Ich habe doch noch immer folgendes Problem:
Der Wert wird in der Excel Tabelle korrekt angezeigt. Die Formatierung der Spalte in Excel ist jedoch auf "Benutzerdefiniert" gesetzt.
Wähle ich "Datum" aus, passiert nicht, d.h. der Inhalt der Zelle wird weiter nicht als Datum erkannt.
Wenn ich nun aber in die Zelle klicke und dann mit Enter bestätige, dann kann er den Inhalt der Zelle in ein gültiges Datum formatieren.

Nur kann ich das nicht für mehrere tausend Zellen machen.

Funktioniert das denn überhaupt was ich da vorhabe?


----------



## pappawinni (8. Nov 2012)

Naja.. versuch es halt vielleicht mal mit einer Datumsvariante wie sie bei dir unter den benutzer definierten Datumsvarianten von Excel auch zu finden ist.
Ich finde da bei mir sowas nicht "m/d/yy h:mm" .. eher sowas "TT.MM.JJJJ hh:mm" hängt vielleicht an der Ländereinstellung.
Wenn dann nachher die Umstellung in ein Datumsformat kein Problem wäre, dann wär das vielleicht wenigstens ein Teilerfolg, oder?

[EDIT]
es gäbe im Übrigen auch Möglichkeiten sowas in Excel automatisiert umzusetzen, z.B. Formeln oder VBA.
[/EDIT]


----------



## redbomber (9. Nov 2012)

Hi, vielen Dank für die Antwort.

Aber ich habe es so leider nicht hinbekommen. Also weder das direkte setzen des DataFormats einer Zelle, noch das Verwenden verschiedener Datum-Formate (yy.mm.dd ...) hat funktioniert.
Also in jedem Fall wurde zwar das Ergebnis korrekt in die Excel Tabelle geschrieben, aber die Spalte wurde von Excel nicht als Datum erkannt.

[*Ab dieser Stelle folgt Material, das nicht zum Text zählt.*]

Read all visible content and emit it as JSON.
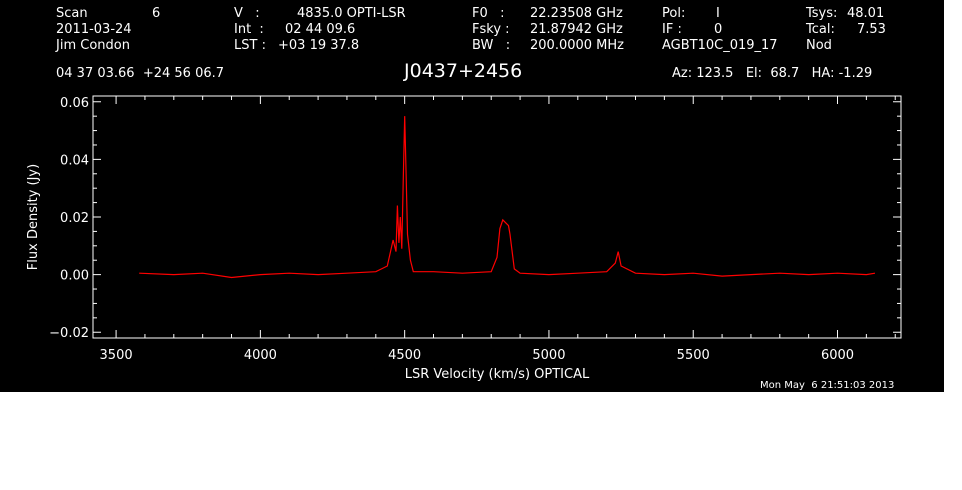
{
  "header": {
    "scan_label": "Scan",
    "scan_number": "6",
    "date": "2011-03-24",
    "observer": "Jim Condon",
    "v_label": "V   :",
    "v_value": "4835.0 OPTI-LSR",
    "int_label": "Int  :",
    "int_value": "02 44 09.6",
    "lst_label": "LST :",
    "lst_value": "+03 19 37.8",
    "f0_label": "F0   :",
    "f0_value": "22.23508 GHz",
    "fsky_label": "Fsky :",
    "fsky_value": "21.87942 GHz",
    "bw_label": "BW   :",
    "bw_value": "200.0000 MHz",
    "pol_label": "Pol:",
    "pol_value": "I",
    "if_label": "IF :",
    "if_value": "0",
    "project": "AGBT10C_019_17",
    "tsys_label": "Tsys:",
    "tsys_value": "48.01",
    "tcal_label": "Tcal:",
    "tcal_value": "7.53",
    "proc": "Nod",
    "coords": "04 37 03.66  +24 56 06.7",
    "source": "J0437+2456",
    "az_el_ha": "Az: 123.5   El:  68.7   HA: -1.29"
  },
  "timestamp": "Mon May  6 21:51:03 2013",
  "chart_data": {
    "type": "line",
    "xlabel": "LSR Velocity (km/s) OPTICAL",
    "ylabel": "Flux Density (Jy)",
    "xlim": [
      3420,
      6220
    ],
    "ylim": [
      -0.022,
      0.062
    ],
    "x_ticks": [
      3500,
      4000,
      4500,
      5000,
      5500,
      6000
    ],
    "x_tick_labels": [
      "3500",
      "4000",
      "4500",
      "5000",
      "5500",
      "6000"
    ],
    "y_ticks": [
      -0.02,
      0.0,
      0.02,
      0.04,
      0.06
    ],
    "y_tick_labels": [
      "−0.02",
      "0.00",
      "0.02",
      "0.04",
      "0.06"
    ],
    "series": [
      {
        "color": "#ff0000",
        "x": [
          3580,
          3700,
          3800,
          3900,
          4000,
          4100,
          4200,
          4300,
          4400,
          4440,
          4460,
          4470,
          4475,
          4480,
          4485,
          4490,
          4495,
          4500,
          4505,
          4510,
          4520,
          4530,
          4600,
          4700,
          4800,
          4820,
          4830,
          4840,
          4850,
          4860,
          4865,
          4880,
          4900,
          5000,
          5100,
          5200,
          5230,
          5240,
          5250,
          5300,
          5400,
          5500,
          5600,
          5700,
          5800,
          5900,
          6000,
          6100,
          6130
        ],
        "y": [
          0.0005,
          0.0,
          0.0005,
          -0.001,
          0.0,
          0.0005,
          0.0,
          0.0005,
          0.001,
          0.003,
          0.012,
          0.008,
          0.024,
          0.011,
          0.02,
          0.009,
          0.032,
          0.055,
          0.035,
          0.014,
          0.005,
          0.001,
          0.001,
          0.0005,
          0.001,
          0.006,
          0.016,
          0.019,
          0.018,
          0.017,
          0.014,
          0.002,
          0.0005,
          0.0,
          0.0005,
          0.001,
          0.004,
          0.008,
          0.003,
          0.0005,
          0.0,
          0.0005,
          -0.0005,
          0.0,
          0.0005,
          0.0,
          0.0005,
          0.0,
          0.0005
        ]
      }
    ]
  }
}
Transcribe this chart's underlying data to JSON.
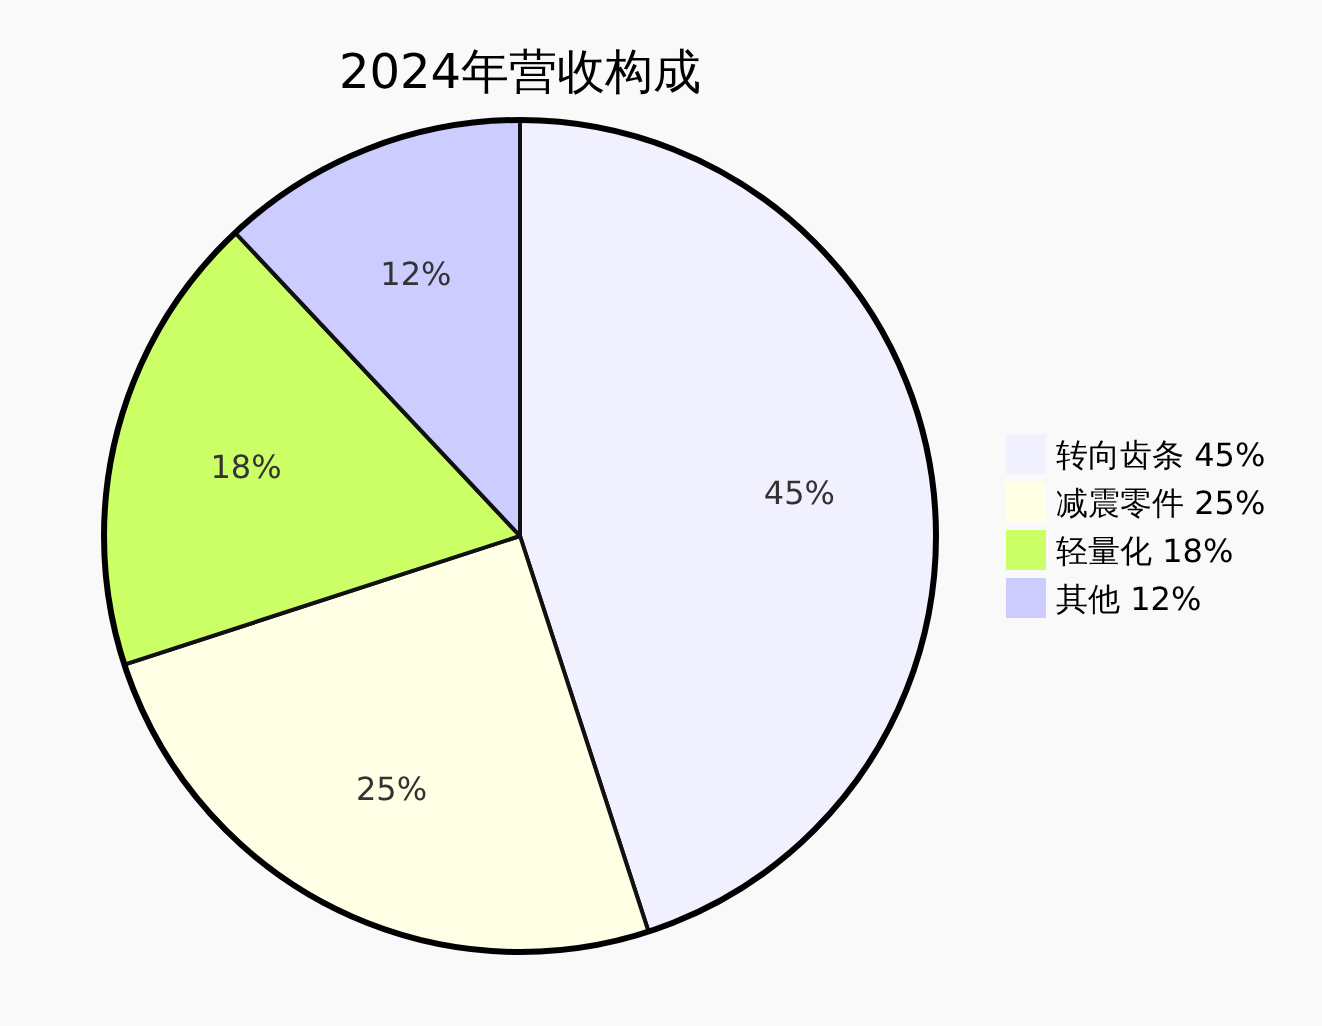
{
  "chart_data": {
    "type": "pie",
    "title": "2024年营收构成",
    "categories": [
      "转向齿条 45%",
      "减震零件 25%",
      "轻量化 18%",
      "其他 12%"
    ],
    "values": [
      45,
      25,
      18,
      12
    ],
    "value_labels": [
      "45%",
      "25%",
      "18%",
      "12%"
    ],
    "colors": [
      "#f0f0ff",
      "#ffffe6",
      "#ccff66",
      "#ccccff"
    ],
    "legend": "right"
  }
}
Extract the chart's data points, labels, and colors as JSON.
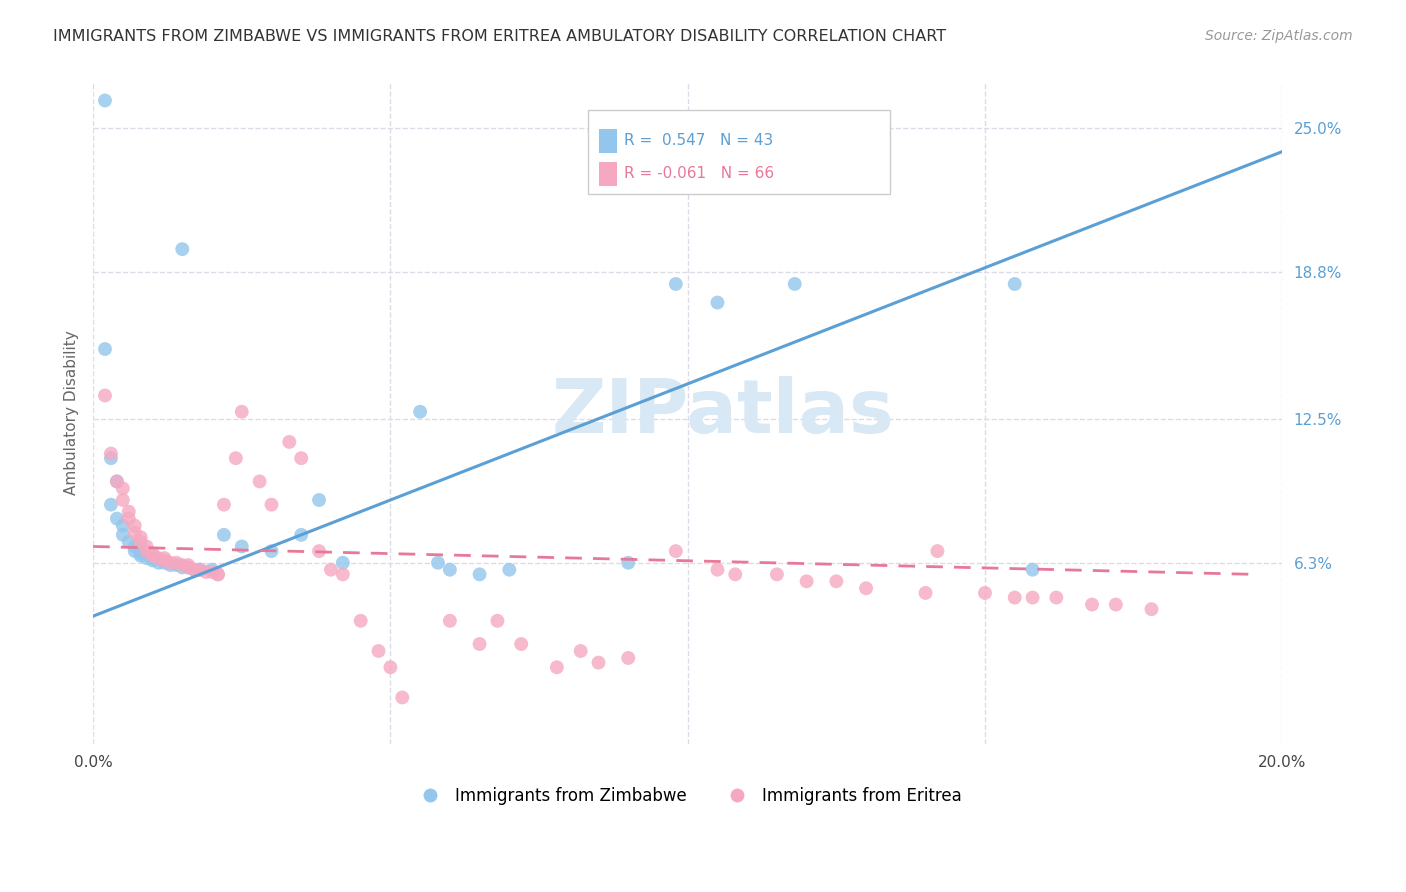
{
  "title": "IMMIGRANTS FROM ZIMBABWE VS IMMIGRANTS FROM ERITREA AMBULATORY DISABILITY CORRELATION CHART",
  "source": "Source: ZipAtlas.com",
  "ylabel": "Ambulatory Disability",
  "xlim": [
    0.0,
    0.2
  ],
  "ylim": [
    -0.015,
    0.27
  ],
  "xtick_positions": [
    0.0,
    0.05,
    0.1,
    0.15,
    0.2
  ],
  "xticklabels": [
    "0.0%",
    "",
    "",
    "",
    "20.0%"
  ],
  "yticks_right": [
    0.063,
    0.125,
    0.188,
    0.25
  ],
  "ytick_labels_right": [
    "6.3%",
    "12.5%",
    "18.8%",
    "25.0%"
  ],
  "color_zimbabwe": "#93C6EC",
  "color_eritrea": "#F5A8C0",
  "color_line_zimbabwe": "#5B9FD4",
  "color_line_eritrea": "#E87898",
  "watermark": "ZIPatlas",
  "watermark_color": "#D8E8F4",
  "background_color": "#ffffff",
  "grid_color": "#DCDCE8",
  "zimbabwe_scatter": [
    [
      0.002,
      0.262
    ],
    [
      0.015,
      0.198
    ],
    [
      0.002,
      0.155
    ],
    [
      0.003,
      0.108
    ],
    [
      0.004,
      0.098
    ],
    [
      0.003,
      0.088
    ],
    [
      0.004,
      0.082
    ],
    [
      0.005,
      0.079
    ],
    [
      0.005,
      0.075
    ],
    [
      0.006,
      0.072
    ],
    [
      0.007,
      0.07
    ],
    [
      0.007,
      0.068
    ],
    [
      0.008,
      0.067
    ],
    [
      0.008,
      0.066
    ],
    [
      0.009,
      0.065
    ],
    [
      0.01,
      0.065
    ],
    [
      0.01,
      0.064
    ],
    [
      0.011,
      0.063
    ],
    [
      0.012,
      0.063
    ],
    [
      0.013,
      0.062
    ],
    [
      0.014,
      0.062
    ],
    [
      0.015,
      0.061
    ],
    [
      0.016,
      0.061
    ],
    [
      0.017,
      0.06
    ],
    [
      0.018,
      0.06
    ],
    [
      0.02,
      0.06
    ],
    [
      0.022,
      0.075
    ],
    [
      0.025,
      0.07
    ],
    [
      0.03,
      0.068
    ],
    [
      0.035,
      0.075
    ],
    [
      0.038,
      0.09
    ],
    [
      0.042,
      0.063
    ],
    [
      0.055,
      0.128
    ],
    [
      0.058,
      0.063
    ],
    [
      0.06,
      0.06
    ],
    [
      0.065,
      0.058
    ],
    [
      0.07,
      0.06
    ],
    [
      0.09,
      0.063
    ],
    [
      0.098,
      0.183
    ],
    [
      0.105,
      0.175
    ],
    [
      0.118,
      0.183
    ],
    [
      0.155,
      0.183
    ],
    [
      0.158,
      0.06
    ]
  ],
  "eritrea_scatter": [
    [
      0.002,
      0.135
    ],
    [
      0.003,
      0.11
    ],
    [
      0.004,
      0.098
    ],
    [
      0.005,
      0.095
    ],
    [
      0.005,
      0.09
    ],
    [
      0.006,
      0.085
    ],
    [
      0.006,
      0.082
    ],
    [
      0.007,
      0.079
    ],
    [
      0.007,
      0.076
    ],
    [
      0.008,
      0.074
    ],
    [
      0.008,
      0.072
    ],
    [
      0.009,
      0.07
    ],
    [
      0.009,
      0.068
    ],
    [
      0.01,
      0.067
    ],
    [
      0.01,
      0.066
    ],
    [
      0.011,
      0.065
    ],
    [
      0.012,
      0.065
    ],
    [
      0.012,
      0.064
    ],
    [
      0.013,
      0.063
    ],
    [
      0.014,
      0.063
    ],
    [
      0.015,
      0.062
    ],
    [
      0.016,
      0.062
    ],
    [
      0.016,
      0.061
    ],
    [
      0.017,
      0.06
    ],
    [
      0.018,
      0.06
    ],
    [
      0.019,
      0.059
    ],
    [
      0.02,
      0.059
    ],
    [
      0.021,
      0.058
    ],
    [
      0.021,
      0.058
    ],
    [
      0.022,
      0.088
    ],
    [
      0.024,
      0.108
    ],
    [
      0.025,
      0.128
    ],
    [
      0.028,
      0.098
    ],
    [
      0.03,
      0.088
    ],
    [
      0.033,
      0.115
    ],
    [
      0.035,
      0.108
    ],
    [
      0.038,
      0.068
    ],
    [
      0.04,
      0.06
    ],
    [
      0.042,
      0.058
    ],
    [
      0.045,
      0.038
    ],
    [
      0.048,
      0.025
    ],
    [
      0.05,
      0.018
    ],
    [
      0.052,
      0.005
    ],
    [
      0.06,
      0.038
    ],
    [
      0.065,
      0.028
    ],
    [
      0.068,
      0.038
    ],
    [
      0.072,
      0.028
    ],
    [
      0.078,
      0.018
    ],
    [
      0.082,
      0.025
    ],
    [
      0.085,
      0.02
    ],
    [
      0.09,
      0.022
    ],
    [
      0.098,
      0.068
    ],
    [
      0.105,
      0.06
    ],
    [
      0.108,
      0.058
    ],
    [
      0.115,
      0.058
    ],
    [
      0.12,
      0.055
    ],
    [
      0.125,
      0.055
    ],
    [
      0.13,
      0.052
    ],
    [
      0.14,
      0.05
    ],
    [
      0.142,
      0.068
    ],
    [
      0.15,
      0.05
    ],
    [
      0.155,
      0.048
    ],
    [
      0.158,
      0.048
    ],
    [
      0.162,
      0.048
    ],
    [
      0.168,
      0.045
    ],
    [
      0.172,
      0.045
    ],
    [
      0.178,
      0.043
    ]
  ],
  "zim_line_x": [
    0.0,
    0.2
  ],
  "zim_line_y": [
    0.04,
    0.24
  ],
  "eri_line_x": [
    0.0,
    0.195
  ],
  "eri_line_y": [
    0.07,
    0.058
  ]
}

Wenn ich ehrlich bin glaube ich nicht dass dies überhaupt geht mit HSSF.

Egal, ich habe mein Problem jetzt wie folgt gelöst:

Ich verwende einen normalen BufferedWriter und schreiber tabulator getrennt die Werte in ein File, welches ich dann als *.xsl speichere.
Wenn ich diese dann mit Excel öffne, erhalte ich zwar eine Warnung dass die Tabelle nicht korrekt formatiert ist, aber sie werden dafür korrekt formatiert dargestellt und ich kann über die Spaltenformatiereung die Darstellung des Datum problemlos ändern.


----------